My ironic video work “Nomadic Artist in Recovery” confronted the bittersweet memories of my ex-nomadic life with instructions on “how-to” get used to sedentary habits. It travelled to Luxembourg without me, and it was shown for the whole month of March in the video box (similar to the photo booth’s construction) in the open square of Neimënster. A perfect social distancing installation! One could enter the box, have a seat, close the curtain — but instead of taking a photo, watch an episode of the artistic research project “Are We There Yet?”, curated by Nora Wagner. A new video by a new artist reflecting on different social topics was presented every month and became a part of a bigger programme of activists’ events and experts’ discussions around the question “How to live together in a one planet world?” within Transition Days Luxembourg. Videos can travel when artists can’t!

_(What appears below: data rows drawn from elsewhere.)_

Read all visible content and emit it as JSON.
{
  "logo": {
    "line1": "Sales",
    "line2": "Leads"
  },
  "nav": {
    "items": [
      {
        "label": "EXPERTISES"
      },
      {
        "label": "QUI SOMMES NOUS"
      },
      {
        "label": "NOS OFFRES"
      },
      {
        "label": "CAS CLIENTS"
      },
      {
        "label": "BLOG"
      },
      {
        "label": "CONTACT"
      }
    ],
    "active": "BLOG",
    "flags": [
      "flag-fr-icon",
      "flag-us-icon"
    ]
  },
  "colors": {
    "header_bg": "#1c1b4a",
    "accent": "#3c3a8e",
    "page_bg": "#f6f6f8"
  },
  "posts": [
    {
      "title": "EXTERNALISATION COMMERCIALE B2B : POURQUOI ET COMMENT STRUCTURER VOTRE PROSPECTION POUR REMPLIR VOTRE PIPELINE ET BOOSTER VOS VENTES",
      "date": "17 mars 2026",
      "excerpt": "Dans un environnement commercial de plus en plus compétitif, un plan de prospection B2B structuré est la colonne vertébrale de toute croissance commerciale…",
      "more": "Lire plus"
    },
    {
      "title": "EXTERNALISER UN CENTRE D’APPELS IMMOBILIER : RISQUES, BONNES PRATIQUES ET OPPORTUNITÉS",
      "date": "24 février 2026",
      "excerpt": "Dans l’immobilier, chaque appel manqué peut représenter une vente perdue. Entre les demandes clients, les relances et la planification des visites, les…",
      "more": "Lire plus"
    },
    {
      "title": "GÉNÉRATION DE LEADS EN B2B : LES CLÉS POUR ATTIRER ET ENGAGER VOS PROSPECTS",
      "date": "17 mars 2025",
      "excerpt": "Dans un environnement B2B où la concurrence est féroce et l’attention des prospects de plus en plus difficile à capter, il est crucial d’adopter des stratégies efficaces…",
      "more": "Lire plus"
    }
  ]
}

Actually, I am a theatre-maker. Yet it is already my second video produced in the last year. The first one called “How to Sell Yourself to the West?” replaced the performance, cancelled due to the second lockdown, of the same name at the residency of the Akademie der Künste in Berlin. (“Let’s just film your monologue about art prizes and stories of success in the Western art world,” Clara, a curator of the residency suggested to me. “It is a different genre,” I said to myself in panic. “It is not the same to tell the text to the camera when I can’t sense the immediate reaction of the audience.”) After tough negotiations with myself and with the support of film-makers in Germany, a sound designer in the UK and a title animator in Russia, we created a video teaser for my future performance. (What an interesting genre, I thought. Never ever have I created a video about the theatre piece that I have not created yet.)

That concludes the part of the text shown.